Note the photo displaying the small burial spot of a young girl. We discovered this gravesite after walking along a local path to the bluffs. I found it fascinating. What had happened? Who was she? No grave marker, no information was on the marker. Her blue eyes were mesmerizing to us in the evening light, the wind whispering around the wild grasses and wildflowers planted there. It was a sobering, yet somehow joyful spot, and I stood there for quite some time.

Sometimes peace comes to us in the most remarkable ways.

Thursday, August 7, 2008

The Momma Moxie

One of my newest adventures is working with MamaLit, an online book review/book club site operated by an incredibly hard-working mother in Portland. A fellow blogger at Working Mother magazine, she started MamaLit to enable busy moms to read reviews of hot books, fresh from the publisher.

My book to review was a bit of a departure for me. "The Maternal is Political" is a collection of essays by mothers across the spectrum of politics and social awareness. Anna Quindlen, Nancy Pelosi, Barbara Kingsolver, and other fascinating woman writers are allowed to speak their minds about motherhood and social change.
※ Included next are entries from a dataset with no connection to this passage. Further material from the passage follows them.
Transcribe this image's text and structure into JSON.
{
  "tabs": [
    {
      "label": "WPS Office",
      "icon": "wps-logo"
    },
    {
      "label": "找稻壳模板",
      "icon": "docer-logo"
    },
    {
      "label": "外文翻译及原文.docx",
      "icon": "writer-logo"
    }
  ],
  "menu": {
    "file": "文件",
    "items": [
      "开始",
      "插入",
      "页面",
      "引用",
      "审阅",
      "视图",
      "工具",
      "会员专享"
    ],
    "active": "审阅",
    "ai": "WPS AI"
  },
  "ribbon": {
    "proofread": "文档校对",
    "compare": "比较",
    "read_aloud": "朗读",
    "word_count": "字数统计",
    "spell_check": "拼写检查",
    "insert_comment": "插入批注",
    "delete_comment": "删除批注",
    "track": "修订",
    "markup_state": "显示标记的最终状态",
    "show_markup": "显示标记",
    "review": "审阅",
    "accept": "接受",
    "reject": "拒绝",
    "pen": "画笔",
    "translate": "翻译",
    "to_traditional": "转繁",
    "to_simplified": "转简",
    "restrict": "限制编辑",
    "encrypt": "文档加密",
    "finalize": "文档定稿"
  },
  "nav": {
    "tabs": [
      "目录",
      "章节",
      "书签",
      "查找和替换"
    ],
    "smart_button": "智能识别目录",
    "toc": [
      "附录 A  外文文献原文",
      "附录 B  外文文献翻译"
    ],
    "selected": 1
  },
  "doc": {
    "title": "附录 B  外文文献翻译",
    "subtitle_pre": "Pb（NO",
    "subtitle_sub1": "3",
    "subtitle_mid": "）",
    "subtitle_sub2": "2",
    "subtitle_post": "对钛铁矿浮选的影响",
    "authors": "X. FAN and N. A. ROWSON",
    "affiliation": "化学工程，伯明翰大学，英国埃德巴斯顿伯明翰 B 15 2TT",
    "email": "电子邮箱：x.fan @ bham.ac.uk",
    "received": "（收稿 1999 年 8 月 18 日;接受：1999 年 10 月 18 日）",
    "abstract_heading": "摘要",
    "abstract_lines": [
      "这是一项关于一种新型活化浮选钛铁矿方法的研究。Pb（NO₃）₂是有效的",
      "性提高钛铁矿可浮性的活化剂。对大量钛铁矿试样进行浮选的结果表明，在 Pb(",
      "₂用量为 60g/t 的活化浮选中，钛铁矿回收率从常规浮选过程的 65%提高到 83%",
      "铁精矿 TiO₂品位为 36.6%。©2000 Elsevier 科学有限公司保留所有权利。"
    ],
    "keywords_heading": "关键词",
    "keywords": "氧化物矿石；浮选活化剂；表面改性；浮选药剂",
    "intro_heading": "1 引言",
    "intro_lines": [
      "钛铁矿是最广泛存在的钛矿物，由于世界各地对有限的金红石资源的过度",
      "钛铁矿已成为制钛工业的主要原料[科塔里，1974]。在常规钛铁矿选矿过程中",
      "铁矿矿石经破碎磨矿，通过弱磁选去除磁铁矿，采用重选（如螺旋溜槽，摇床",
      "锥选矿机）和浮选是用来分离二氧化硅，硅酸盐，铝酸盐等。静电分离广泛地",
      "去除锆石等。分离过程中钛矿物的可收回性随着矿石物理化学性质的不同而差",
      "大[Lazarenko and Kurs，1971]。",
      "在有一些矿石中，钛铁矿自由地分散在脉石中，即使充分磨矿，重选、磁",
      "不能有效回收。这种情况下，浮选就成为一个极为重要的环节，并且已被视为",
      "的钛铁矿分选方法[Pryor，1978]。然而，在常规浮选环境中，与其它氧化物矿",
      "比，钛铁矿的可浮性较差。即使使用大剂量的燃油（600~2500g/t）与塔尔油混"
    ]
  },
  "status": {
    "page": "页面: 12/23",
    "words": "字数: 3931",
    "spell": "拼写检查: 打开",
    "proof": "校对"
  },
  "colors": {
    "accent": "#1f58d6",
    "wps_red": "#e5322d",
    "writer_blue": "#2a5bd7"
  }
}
I read the book as I jetted down to Seattle in June, and read it again on the way home; it was that good. I believe it hits store shelves soon, so read the review at the MamaLit site, available here or to the right, under my Blog List. Perhaps you will feel as I did and become refreshed by Mom Power.

Vote Mother this year!

Tuesday, August 5, 2008

Clamming Up

Clam digging as a kid was a highlight of any trip to the beach, so Yukon and I decided to head out of Homer some 16 miles towards Whiskey Gulch, where we introduced our friends to the dirty, wet, and addicting sport of clamming.

The nicest part was that the kids were so easily amused by the holes left by the shovels and clam gun that we didn't have to worry about them a bit. They also were intrigued by the clam gun that magically sucked up a razor or butter clam and deposited it on the sand. Holes, mud, water, and sea creatures; heaven. Even the sand in their sandwiches later on didn't dissuade them. They had a great time.

My job was to reach into the hole and try and dig out more. I got pretty good at it. We ended up with nearly 50 (not even close to the limit per person) and decided to stop there, realizing that we had to go home and clean the suckers.

I won't go into the cleaning process; my friend had nightmares about it afterwards. Let's just say that they look a whole lot better all cut up and nicely frozen in bags...

Monday, August 4, 2008

Fishin' and Campin'!

Little Bear's favorite saying, accompanied by the moves pictured here. After a weekend amongst friends down in Homer, sunny weather, and lots of seafood (clams, scallops, and halibut) for the freezer, I think we all should throw our hands in the air in thanksgiving.

More photos coming tomorrow, but to appease those who are wondering if our weekend restored our faith in humanity and ourselves; indeed it did.

There are some happy campers in this house tonight.